In my opinion investors should resist the pull of toppling P/E ratios and huge dividend yields, as the prospect of lasting commodity price weakness threatens to keep crushing revenues across the sector.
While Glencore has been grabbing the news in recent weeks by shuttering much of its copper and zinc output, there is still a lack of co-ordinated action across the mining industry to tackle mountainous oversupply, a situation I believe should keep prices under the kibosh.
Indeed, the Financial Times reported overnight that Rio Tinto’s (LSE: RIO) head of copper and coal, Jean-Sebastien Jacques, has refused to slash metal output even though current prices fail to match the copper’s sickly fundamentals. On the contrary, the diversified giant continues to hike production across key assets to put higher-cost rivals out of business. I believe Rio Tinto is playing a dangerous game, however, and reckon that earnings could languish for some years to come.
Carillion
I am rather more optimistic over the earnings prospects of support services play Carillion (LSE: CLLN), however, and my faith was given a further boost following brilliant contract news on Monday. Indeed, the business was recently dealing more than 6% higher from last week’s close as buyers piled in.
The Midlands firm announced it had “signed contracts, secured preferred bidder positions and been awarded frameworks” worth a whopping £1.7bn since the end of June. As well as inking a £400m accord with Network Rail for a wide array of works, Carillion also made progress with a variety of other clients across the UK, Middle East and Canada.
And despite Monday’s share price rise, I believe Carillion still offers plenty of bang for one’s buck. A strong British economy is expected to put to an end to recent dips, and the bottom line is expected to stagnate in 2015 before bumping 3% higher next year. These projections create über-low P/E ratios of just 8.9 times and 8.7 times respectively, while Carillion’s progressive dividend policy chucks up gigantic yields of 6% and 6.2% for these years.
Jupiter Fund Management
The news over at Jupiter Fund Management (LSE: JUP) was also bubbly in start-of-week trading, pushing the company 0.4% higher on Monday. Despite a challenging trading environment the business witnessed net mutual fund inflows of £1.6bn during January-September, up 5% from a year earlier.
Total assets under management clocked in at £33.5bn as of the end of last month, a solid jump from £31.7bn at the corresponding point in 2014. Jupiter said that its strategy “to diversify by product, client type and geography” underpinned its strong performance, and rather encouragingly added that “our growth strategy and chosen markets have further room for expansion over time.”
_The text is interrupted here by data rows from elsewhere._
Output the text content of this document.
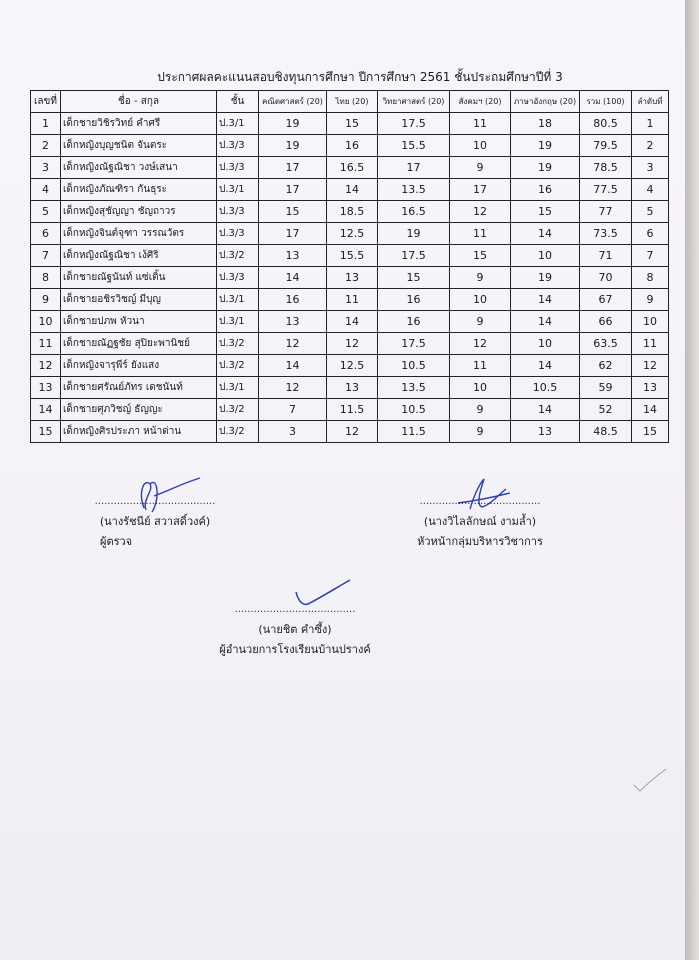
ประกาศผลคะแนนสอบชิงทุนการศึกษา ปีการศึกษา 2561 ชั้นประถมศึกษาปีที่ 3
เลขที่	ชื่อ - สกุล	ชั้น	คณิตศาสตร์ (20)	ไทย (20)	วิทยาศาสตร์ (20)	สังคมฯ (20)	ภาษาอังกฤษ (20)	รวม (100)	ลำดับที่
1	เด็กชายวิชิรวิทย์ คำศรี	ป.3/1	19	15	17.5	11	18	80.5	1
2	เด็กหญิงบุญชนิต จันตระ	ป.3/3	19	16	15.5	10	19	79.5	2
3	เด็กหญิงณัฐณิชา วงษ์เสนา	ป.3/3	17	16.5	17	9	19	78.5	3
4	เด็กหญิงภัณฑิรา กันธุระ	ป.3/1	17	14	13.5	17	16	77.5	4
5	เด็กหญิงสุชัญญา ชัญถาวร	ป.3/3	15	18.5	16.5	12	15	77	5
6	เด็กหญิงจินต์จุฑา วรรณวัตร	ป.3/3	17	12.5	19	11	14	73.5	6
7	เด็กหญิงณัฐณิชา เง้ศิริ	ป.3/2	13	15.5	17.5	15	10	71	7
8	เด็กชายณัฐนันท์ แซ่เติ้น	ป.3/3	14	13	15	9	19	70	8
9	เด็กชายอชิรวิชญ์ มีบุญ	ป.3/1	16	11	16	10	14	67	9
10	เด็กชายปภพ หัวนา	ป.3/1	13	14	16	9	14	66	10
11	เด็กชายณัฏฐชัย สุปิยะพานิชย์	ป.3/2	12	12	17.5	12	10	63.5	11
12	เด็กหญิงจารุพีร์ ยังแสง	ป.3/2	14	12.5	10.5	11	14	62	12
13	เด็กชายศรัณย์ภัทร เดชนันท์	ป.3/1	12	13	13.5	10	10.5	59	13
14	เด็กชายศุภวิชญ์ ธัญญะ	ป.3/2	7	11.5	10.5	9	14	52	14
15	เด็กหญิงศิรประภา หน้าด่าน	ป.3/2	3	12	11.5	9	13	48.5	15
......................................
(นางรัชนีย์ สวาสดิ์วงค์)
ผู้ตรวจ
......................................
(นางวิไลลักษณ์ งามล้ำ)
หัวหน้ากลุ่มบริหารวิชาการ
......................................
(นายชิต คำซึ้ง)
ผู้อำนวยการโรงเรียนบ้านปรางค์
This view is shared by the City, and Jupiter is expected to enjoy an 8% earnings bounce in 2015, resulting in a very attractive P/E reading of just 14.9 times. And this falls to 14.2 times for 2016 amid predictions of an extra 4% bottom-line rise. When you throw in heady dividend yields of 5.7% for 2015 and 5.9% for 2016, too, I reckon the fund manager is in great shape to provide plenty of upside.